她搭乘的国际航空在飞越某个局部热战地区上空时意外失事。
整架飞机无人生还。
罹难的消息传来时,厉宁策正在阳台帮周姨搬花盆。
血液瞬间冰冻凝结。
花盆咚地砸在地下, 脆生生的。
也将编织在他身上的一切幸福与温暖砸出了一道裂缝。裂缝中伸出一只魔爪,将他的心捏得生疼。
新闻在说什么他听不清,黑匣子如何亦与他无关, 他只知道,母亲本可以不用搭乘那架航班的。

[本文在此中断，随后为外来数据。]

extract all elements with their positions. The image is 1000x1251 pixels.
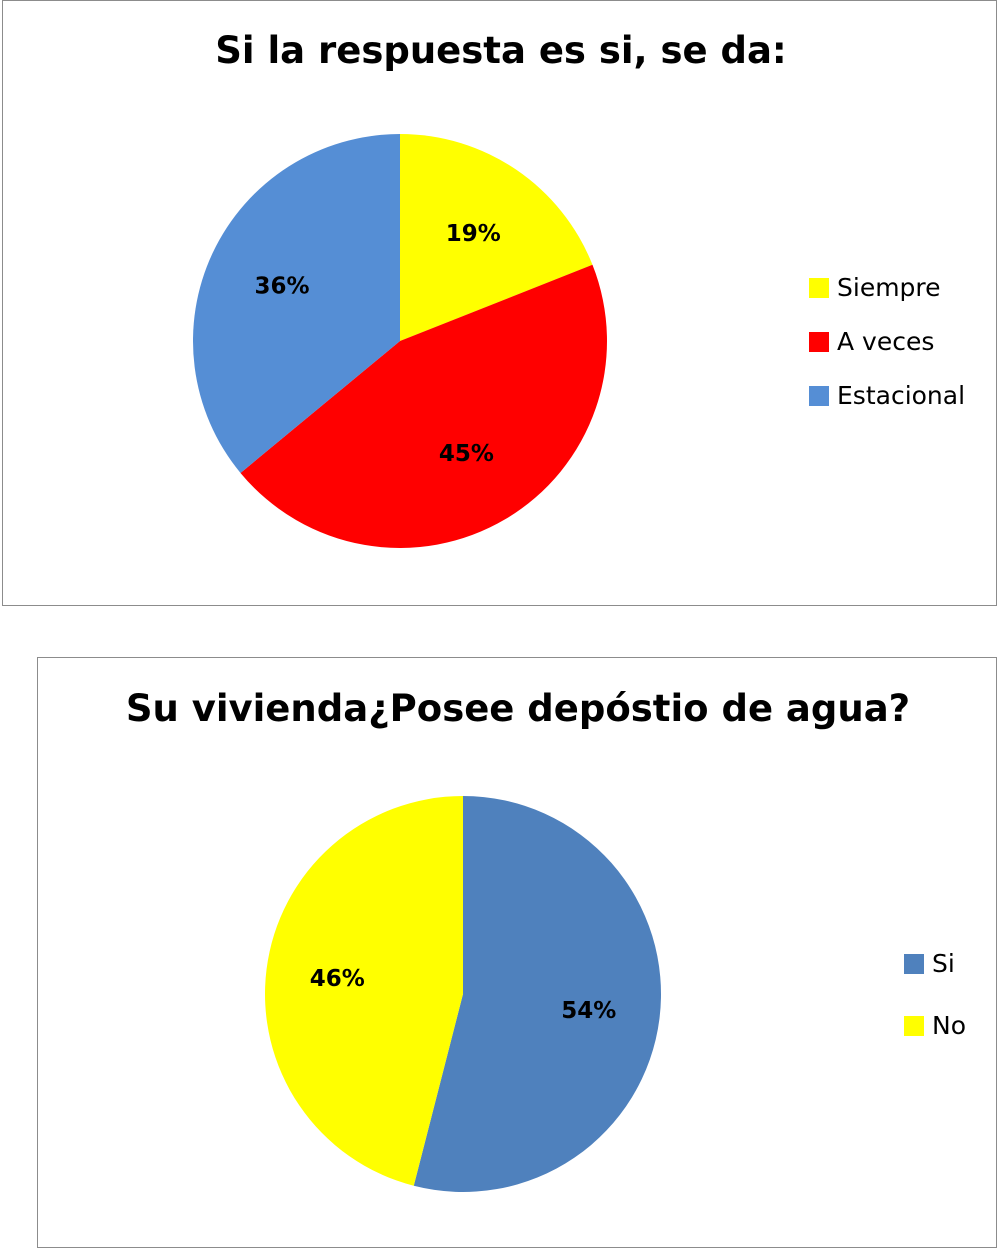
data-label-no: 46% bbox=[310, 966, 365, 992]
chart-panel-2: Su vivienda¿Posee depóstio de agua? 54% 4… bbox=[37, 657, 997, 1248]
pie-slice-siempre bbox=[400, 134, 593, 341]
pie-chart-2: Su vivienda¿Posee depóstio de agua? 54% 4… bbox=[126, 687, 966, 1192]
pie-slice-si bbox=[413, 796, 661, 1192]
chart-title: Su vivienda¿Posee depóstio de agua? bbox=[126, 687, 910, 730]
legend-label-estacional: Estacional bbox=[837, 381, 965, 410]
pie-chart-1: Si la respuesta es si, se da: 19%45%36% … bbox=[193, 29, 965, 548]
legend: Siempre A veces Estacional bbox=[809, 273, 965, 410]
legend-label-siempre: Siempre bbox=[837, 273, 941, 302]
chart-panel-1: Si la respuesta es si, se da: 19% 45% 36% … bbox=[2, 0, 997, 606]
data-label-siempre: 19% bbox=[446, 221, 501, 247]
legend-label-no: No bbox=[932, 1011, 966, 1040]
pie-slices bbox=[265, 796, 661, 1192]
legend-swatch-siempre bbox=[809, 278, 829, 298]
pie-slice-a-veces bbox=[240, 264, 607, 548]
legend-swatch-si bbox=[904, 954, 924, 974]
legend: Si No bbox=[904, 949, 966, 1040]
pie-slices bbox=[193, 134, 607, 548]
legend-swatch-no bbox=[904, 1016, 924, 1036]
data-label-a-veces: 45% bbox=[439, 441, 494, 467]
legend-label-si: Si bbox=[932, 949, 955, 978]
data-labels: 54% 46% bbox=[310, 966, 617, 1024]
data-labels: 19% 45% 36% bbox=[254, 221, 500, 467]
data-label-estacional: 36% bbox=[254, 273, 309, 299]
chart-title: Si la respuesta es si, se da: bbox=[215, 29, 786, 72]
data-label-si: 54% bbox=[561, 998, 616, 1024]
legend-swatch-a-veces bbox=[809, 332, 829, 352]
legend-swatch-estacional bbox=[809, 386, 829, 406]
legend-label-a-veces: A veces bbox=[837, 327, 934, 356]
pie-slice-estacional bbox=[193, 134, 400, 473]
pie-slice-no bbox=[265, 796, 463, 1186]
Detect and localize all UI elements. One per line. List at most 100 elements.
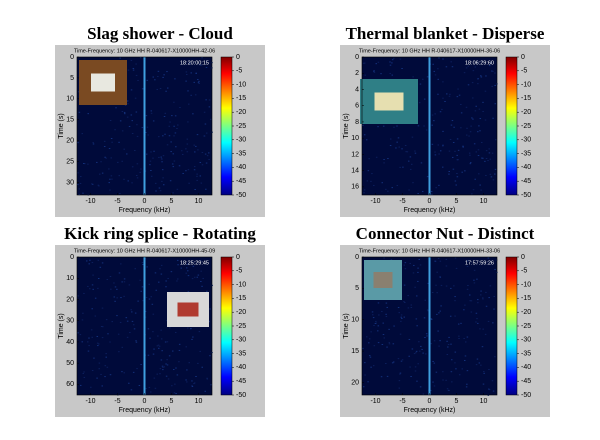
noise xyxy=(431,291,434,293)
noise xyxy=(474,178,476,180)
noise xyxy=(77,184,79,186)
noise xyxy=(430,319,433,321)
y-tick-label: 10 xyxy=(351,135,359,142)
noise xyxy=(123,111,126,113)
noise xyxy=(363,192,365,194)
subtitle: Time-Frequency: 10 GHz HH R-040617-X1000… xyxy=(359,248,500,254)
noise xyxy=(163,366,166,368)
noise xyxy=(479,130,481,132)
noise xyxy=(97,184,100,186)
noise xyxy=(442,145,444,147)
noise xyxy=(192,265,195,267)
noise xyxy=(156,88,159,90)
noise xyxy=(204,390,206,392)
photo-object xyxy=(177,302,199,317)
noise xyxy=(463,359,466,361)
noise xyxy=(471,82,474,84)
noise xyxy=(377,302,380,304)
colorbar-tick-label: -5 xyxy=(236,68,242,75)
noise xyxy=(480,189,482,191)
noise xyxy=(494,168,497,170)
noise xyxy=(199,260,202,262)
noise xyxy=(383,257,385,259)
noise xyxy=(458,374,461,376)
noise xyxy=(492,70,494,72)
noise xyxy=(436,271,438,273)
noise xyxy=(494,72,496,74)
noise xyxy=(194,151,196,153)
noise xyxy=(201,152,204,154)
noise xyxy=(149,164,151,166)
noise xyxy=(409,156,412,158)
noise xyxy=(452,168,455,170)
noise xyxy=(77,295,79,297)
noise xyxy=(208,99,211,101)
noise xyxy=(422,352,424,354)
noise xyxy=(439,150,442,152)
noise xyxy=(180,150,183,152)
noise xyxy=(467,84,470,86)
noise xyxy=(407,307,410,309)
noise xyxy=(427,282,430,284)
noise xyxy=(401,359,404,361)
noise xyxy=(126,116,129,118)
colorbar-tick-label: -40 xyxy=(521,364,531,371)
noise xyxy=(466,127,468,129)
noise xyxy=(176,128,178,130)
noise xyxy=(141,286,144,288)
noise xyxy=(393,126,395,128)
noise xyxy=(147,134,149,136)
noise xyxy=(466,370,469,372)
noise xyxy=(203,111,206,113)
noise xyxy=(82,163,85,165)
noise xyxy=(87,163,89,165)
noise xyxy=(148,298,151,300)
noise xyxy=(476,278,478,280)
noise xyxy=(376,330,379,332)
noise xyxy=(387,158,389,160)
noise xyxy=(121,111,124,113)
noise xyxy=(393,57,395,59)
noise xyxy=(107,333,109,335)
noise xyxy=(87,113,89,115)
noise xyxy=(185,346,188,348)
noise xyxy=(371,173,373,175)
noise xyxy=(176,280,178,282)
noise xyxy=(140,168,142,170)
noise xyxy=(481,346,484,348)
noise xyxy=(469,154,471,156)
noise xyxy=(401,148,403,150)
y-tick-label: 20 xyxy=(66,137,74,144)
noise xyxy=(451,120,454,122)
noise xyxy=(135,111,138,113)
noise xyxy=(404,262,407,264)
noise xyxy=(166,320,168,322)
noise xyxy=(386,375,389,377)
noise xyxy=(377,342,380,344)
noise xyxy=(179,107,181,109)
noise xyxy=(366,336,368,338)
noise xyxy=(145,115,148,117)
noise xyxy=(475,151,478,153)
colorbar-tick-label: -30 xyxy=(521,137,531,144)
noise xyxy=(411,136,414,138)
noise xyxy=(482,298,484,300)
noise xyxy=(391,362,394,364)
noise xyxy=(196,173,198,175)
noise xyxy=(434,74,437,76)
noise xyxy=(94,297,97,299)
noise xyxy=(433,70,436,72)
noise xyxy=(485,150,488,152)
noise xyxy=(451,156,454,158)
noise xyxy=(463,337,465,339)
noise xyxy=(484,119,487,121)
noise xyxy=(419,83,422,85)
noise xyxy=(448,173,450,175)
noise xyxy=(425,353,427,355)
noise xyxy=(114,129,116,131)
noise xyxy=(154,182,157,184)
noise xyxy=(176,374,179,376)
colorbar-tick-label: 0 xyxy=(236,54,240,61)
noise xyxy=(119,192,121,194)
noise xyxy=(441,166,444,168)
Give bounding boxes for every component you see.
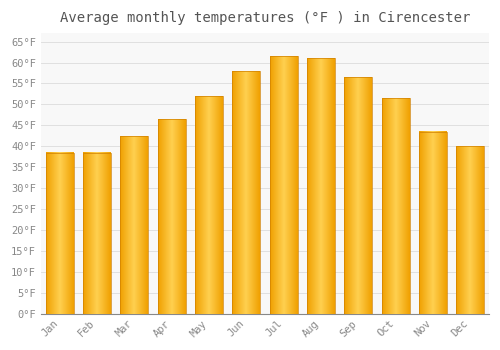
Bar: [195, 96, 223, 314]
Bar: [158, 119, 186, 314]
Bar: [344, 77, 372, 314]
Bar: [120, 136, 148, 314]
Bar: [382, 98, 409, 314]
Bar: [83, 153, 111, 314]
Bar: [419, 132, 447, 314]
Bar: [307, 58, 335, 314]
Title: Average monthly temperatures (°F ) in Cirencester: Average monthly temperatures (°F ) in Ci…: [60, 11, 470, 25]
Bar: [270, 56, 297, 314]
Bar: [232, 71, 260, 314]
Bar: [46, 153, 74, 314]
Bar: [456, 146, 484, 314]
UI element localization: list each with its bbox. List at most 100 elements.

为了帮他找一个专业设备,她才在海外出差结束后额外安排了行程。
后来又因为要赶妹妹的生日,匆匆改签。
他孤零零地站在客厅里, 看着厉楚河匆匆冲回来, 在客厅里来回踱步, 各处致电。
有什么扼住了他的喉咙。
想哭哭不得,想喊喊不出。
直到厉宁筝扑到他怀里,抓着他的肩膀哭得撕心裂肺,他才感觉到泪水从眼眶夺出。
一个克制,一个崩溃。
永远在嫌弃吵嘴、鲜少有过感情交流的兄妹,破天荒在一个空间安静地待了一整天。
那一天对他和厉宁筝来说,无疑是噩梦。
妹妹在生日这天失去了最重要的人。
而他,他认为自己是罪魁祸首。
妹妹有权利一直伤心痛哭,可他不行。
母亲走后,他是父亲和妹妹的精神支柱,他不能,至少不能够当着他们的面永远悲痛着。
所以他擦干眼泪,收起了一切思绪。
那段时间,他活得像个机器人。
机械地帮父亲一起回着各路信息和通话,跟着律师和父亲一起去处理母亲自己公司的事情。
回到房间,整宿整宿地睡不着觉。
一闭上眼就是母亲登机前给他打电话的声音:“好不容易找到你要的东西了,明天一醒来你就能看到啦。”
他闭着眼睛,心道:醒来也什么都不看不到了。
他……甚至不想再醒来了。
那些痛苦、懊悔、自责和悔恨的情绪在心中沉淀又扭曲,终于在母亲出殡下葬后达到了临界点。
情绪爆发和崩溃在八月底的夏夜。
在嘈杂的蝉鸣和如水的夜色里。
他的爆发是沉默无声的。
突然他放下了手头上所有事,请假的请假,退出的退出,断了一切联系,把自己锁在了房间里。
整整一周没有出去。
这一周他拒绝见过任何一个人,拒绝说一句话。
每顿饭周姨都放在门口,他为了让他们放心,会吃上两口。
但,食之无味。
他不敢睡觉,生怕闭上眼睛就看到母亲那双温柔宠溺的双眼,连着熬通宵。